HIV is a leading cause of death for people under the age of 50 in Thailand. Of those with HIV in Asia and the Pacific, 9% live in Thailand. In 2019, about 470,000 people were living with HIV in Thailand. Sex workers, men who have sex with men, transgender individuals and people who inject drugs are most affected by the epidemic. Thailand has made progress in combating the disease, especially in regard to mother-to-child transmissions, which the country eliminated. However, HIV stigma is a factor both preventing people from seeking treatment and causing discrimination in healthcare. The stigma surrounding HIV can also lead to mental health issues such as depression.
HIV stigma includes negative attitudes and judgments toward people living with HIV. Discrimination can occur when a healthcare professional refuses to provide services for people living with HIV. It can also occur when someone receives a lack of social support due to being HIV positive. The stigma and discrimination resulting from living with HIV can lead to internalized stigma. This stigma is when people living with HIV develop a negative self-image impacting their mental health. As a result, higher rates of loneliness and depression have been reported among people living with HIV.
HIV Research in Thailand
The National Institute of Nursing Research conducted a study in Thailand in 2007 which revealed information about the impact of HIV-related stigma on mental health. The researchers interviewed people living with HIV in northern and northeastern Thailand to collect data.
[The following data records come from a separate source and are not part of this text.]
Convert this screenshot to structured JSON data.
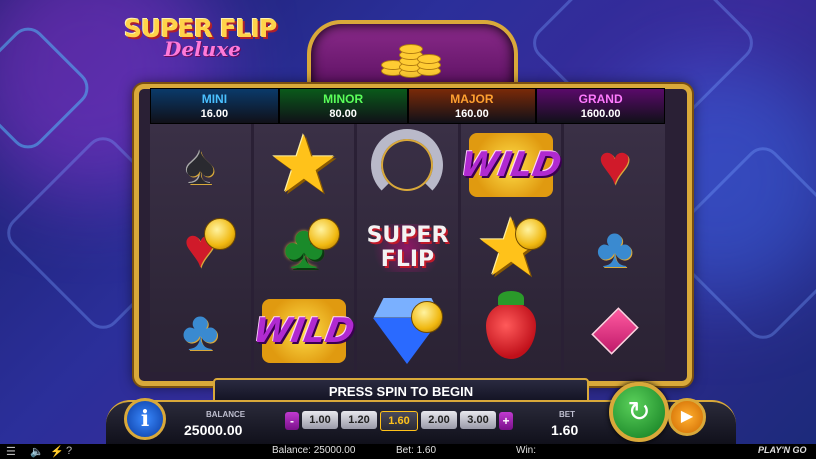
{
  "logo": {
    "line1": "SUPER FLIP",
    "line2": "Deluxe"
  },
  "jackpots": [
    {
      "name": "MINI",
      "value": "16.00",
      "color": "#4ac0ff",
      "bg": "#0a3a6a"
    },
    {
      "name": "MINOR",
      "value": "80.00",
      "color": "#5aff5a",
      "bg": "#0a5a1a"
    },
    {
      "name": "MAJOR",
      "value": "160.00",
      "color": "#ffa030",
      "bg": "#7a2a08"
    },
    {
      "name": "GRAND",
      "value": "1600.00",
      "color": "#ff7aff",
      "bg": "#5a0a6a"
    }
  ],
  "reels": [
    [
      "spade-icon",
      "heart-coin-icon",
      "club-icon"
    ],
    [
      "star-icon",
      "clover-coin-icon",
      "wild-icon"
    ],
    [
      "horseshoe-icon",
      "super-flip-icon",
      "diamond-coin-icon"
    ],
    [
      "wild-icon",
      "star-coin-icon",
      "strawberry-icon"
    ],
    [
      "heart-icon",
      "club-icon",
      "diamond-suit-icon"
    ]
  ],
  "reel_labels": {
    "wild": "WILD",
    "super": "SUPER",
    "flip": "FLIP"
  },
  "message": "PRESS SPIN TO BEGIN",
  "balance": {
    "label": "BALANCE",
    "value": "25000.00"
  },
  "bet": {
    "label": "BET",
    "value": "1.60",
    "options": [
      "1.00",
      "1.20",
      "1.60",
      "2.00",
      "3.00"
    ],
    "selected": "1.60",
    "minus": "-",
    "plus": "+"
  },
  "info_label": "i",
  "status_bar": {
    "balance": "Balance: 25000.00",
    "bet": "Bet: 1.60",
    "win": "Win:",
    "brand": "PLAY'N GO"
  }
}
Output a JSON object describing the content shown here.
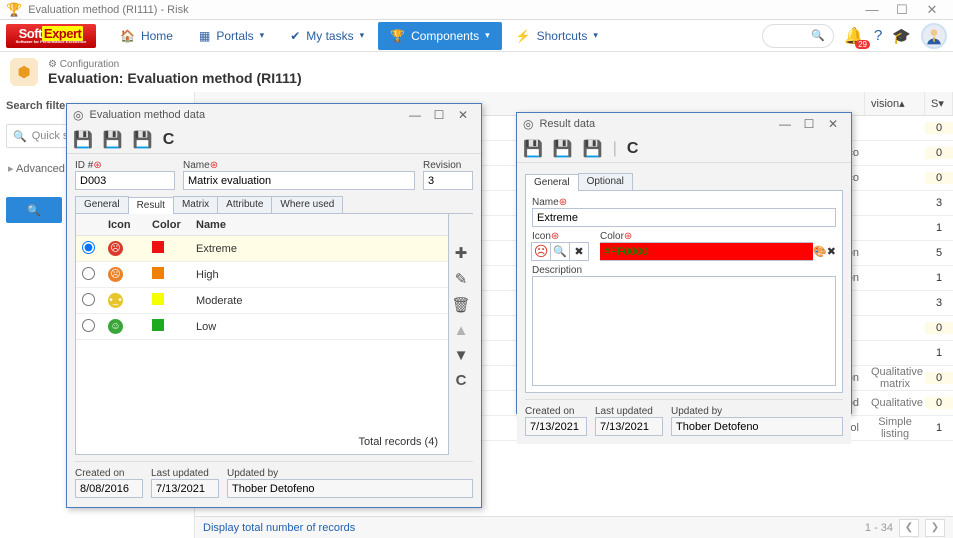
{
  "window": {
    "title": "Evaluation method (RI111) - Risk"
  },
  "nav": {
    "home": "Home",
    "portals": "Portals",
    "mytasks": "My tasks",
    "components": "Components",
    "shortcuts": "Shortcuts",
    "badge": "29"
  },
  "page": {
    "crumb": "Configuration",
    "title": "Evaluation: Evaluation method (RI111)"
  },
  "left": {
    "search": "Search filters",
    "quick": "Quick se",
    "advanced": "Advanced"
  },
  "grid": {
    "cols": {
      "revision": "vision",
      "s": "S"
    },
    "rows": [
      {
        "mid": "",
        "rev": "",
        "s": "0"
      },
      {
        "mid": "co",
        "rev": "",
        "s": "0"
      },
      {
        "mid": "co",
        "rev": "",
        "s": "0"
      },
      {
        "mid": "",
        "rev": "",
        "s": "3"
      },
      {
        "mid": "",
        "rev": "",
        "s": "1"
      },
      {
        "mid": "ation",
        "rev": "",
        "s": "5"
      },
      {
        "mid": "tion",
        "rev": "",
        "s": "1"
      },
      {
        "mid": "",
        "rev": "",
        "s": "3"
      },
      {
        "mid": "",
        "rev": "",
        "s": "0"
      },
      {
        "mid": "",
        "rev": "",
        "s": "1"
      },
      {
        "mid": "evaluation",
        "rev": "Qualitative matrix",
        "s": "0"
      },
      {
        "mid": "od",
        "rev": "Qualitative",
        "s": "0"
      },
      {
        "mid": "EffecControl    Effectiveness of control",
        "rev": "Simple listing",
        "s": "1"
      }
    ],
    "footer_link": "Display total number of records",
    "pager": "1 - 34"
  },
  "evalwin": {
    "title": "Evaluation method data",
    "id_label": "ID #",
    "id": "D003",
    "name_label": "Name",
    "name": "Matrix evaluation",
    "rev_label": "Revision",
    "rev": "3",
    "tabs": [
      "General",
      "Result",
      "Matrix",
      "Attribute",
      "Where used"
    ],
    "cols": {
      "icon": "Icon",
      "color": "Color",
      "name": "Name"
    },
    "results": [
      {
        "name": "Extreme",
        "face": "#d83a2b",
        "sw": "#e11",
        "sel": true,
        "mood": "☹"
      },
      {
        "name": "High",
        "face": "#e9822b",
        "sw": "#f08000",
        "mood": "☹"
      },
      {
        "name": "Moderate",
        "face": "#e7c52b",
        "sw": "#f6ff00",
        "mood": "•_•"
      },
      {
        "name": "Low",
        "face": "#3aa63a",
        "sw": "#1eaa1e",
        "mood": "☺"
      }
    ],
    "total": "Total records (4)",
    "created_on_l": "Created on",
    "created_on": "8/08/2016",
    "last_updated_l": "Last updated",
    "last_updated": "7/13/2021",
    "updated_by_l": "Updated by",
    "updated_by": "Thober Detofeno"
  },
  "resultwin": {
    "title": "Result data",
    "tabs": [
      "General",
      "Optional"
    ],
    "name_l": "Name",
    "name": "Extreme",
    "icon_l": "Icon",
    "color_l": "Color",
    "color": "#FF0000",
    "desc_l": "Description",
    "created_on_l": "Created on",
    "created_on": "7/13/2021",
    "last_updated_l": "Last updated",
    "last_updated": "7/13/2021",
    "updated_by_l": "Updated by",
    "updated_by": "Thober Detofeno"
  },
  "chart_data": {
    "type": "table",
    "note": "no chart present"
  }
}
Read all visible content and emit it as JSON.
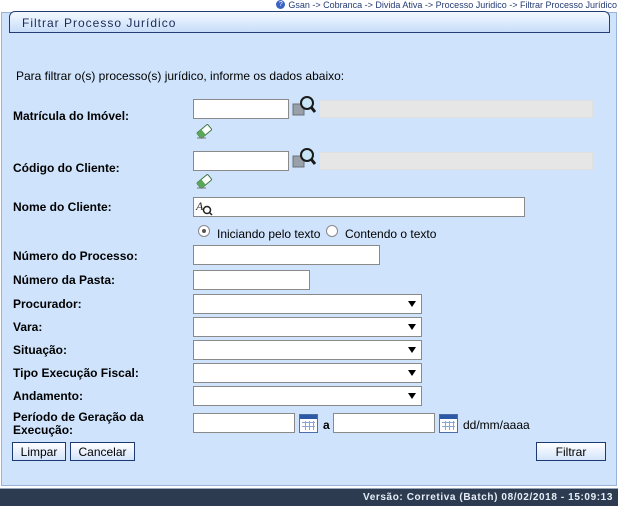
{
  "breadcrumb": "Gsan -> Cobranca -> Divida Ativa -> Processo Juridico -> Filtrar Processo Jurídico",
  "panel_title": "Filtrar Processo Jurídico",
  "instructions": "Para filtrar o(s) processo(s) jurídico, informe os dados abaixo:",
  "fields": {
    "matricula": {
      "label": "Matrícula do Imóvel:",
      "value": ""
    },
    "codigo_cliente": {
      "label": "Código do Cliente:",
      "value": ""
    },
    "nome_cliente": {
      "label": "Nome do Cliente:",
      "value": ""
    },
    "numero_processo": {
      "label": "Número do Processo:",
      "value": ""
    },
    "numero_pasta": {
      "label": "Número da Pasta:",
      "value": ""
    },
    "procurador": {
      "label": "Procurador:",
      "value": ""
    },
    "vara": {
      "label": "Vara:",
      "value": ""
    },
    "situacao": {
      "label": "Situação:",
      "value": ""
    },
    "tipo_execucao": {
      "label": "Tipo Execução Fiscal:",
      "value": ""
    },
    "andamento": {
      "label": "Andamento:",
      "value": ""
    },
    "periodo": {
      "label_line1": "Período de Geração da",
      "label_line2": "Execução:",
      "from": "",
      "to": "",
      "separator": "a",
      "format_hint": "dd/mm/aaaa"
    }
  },
  "radio": {
    "starts_with": "Iniciando pelo texto",
    "contains": "Contendo o texto",
    "selected": "starts_with"
  },
  "buttons": {
    "limpar": "Limpar",
    "cancelar": "Cancelar",
    "filtrar": "Filtrar"
  },
  "footer": "Versão: Corretiva (Batch) 08/02/2018 - 15:09:13",
  "icons": {
    "help": "help-icon",
    "search": "magnifier-icon",
    "clear": "eraser-icon",
    "text_search": "text-search-icon",
    "calendar": "calendar-icon"
  }
}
Data was collected by measuring stigma on a scale of “Internalized Shame” and “Perceived Stigma.” They concluded that there is an association between depression and internalized shame, as well as between depression and perceived stigma.
Additionally, the study’s conclusion included strategies to improve the mental health of people living with HIV through treatment programs. The researchers emphasized the importance of boosting self-esteem and creating a sense of belonging to a community. Doing this would combat the effects of isolation often felt as a result of stigma. Furthermore, addressing HIV stigma in Thailand in addition to providing social support could positively impact the overall health of people with HIV.
Responses to the Impact of HIV on Mental Health
TREAT Asia (Therapeutics Research, Education and AIDS Training in Asia) is an organization working toward increasing access to psychiatric care. It also works toward improving mental health services for those living with HIV in Thailand. The organization is conducting a study on depression and anxiety among Thai adolescents with HIV. By evaluating participants, the study team aims to improve the health of Thai adolescents living with HIV. It does this through developing a better understanding of how to address mental health in the treatment process.
Service Workers in Groups (SWING), a Thai organization, provides HIV services and supports sex workers. COVID-19 left about 145,000 sex workers in Thailand without an income source. As a result, they are in greater need of support to cover basic necessities such as food and housing. Barriers preventing access to HIV treatment have only strengthened due to the coronavirus crisis. Sex workers are at a disadvantage in terms of social protection. SWING has made efforts to confront the new challenges due to COVID-19. It continues to provide HIV healthcare, including mental health services, for sex workers amid the pandemic
By 2030, the Ministry of Public Health of Thailand plans to reduce HIV discrimination in healthcare settings by 90%. While Thailand has enacted policies and laws to protect people living with HIV, they continue to endure the negative effects of HIV stigma. This prevents them from receiving efficient treatment. Greater efforts and more research are necessary to break the cycle of mental health issues created by HIV stigma to improve the quality of life for those living with HIV in Thailand.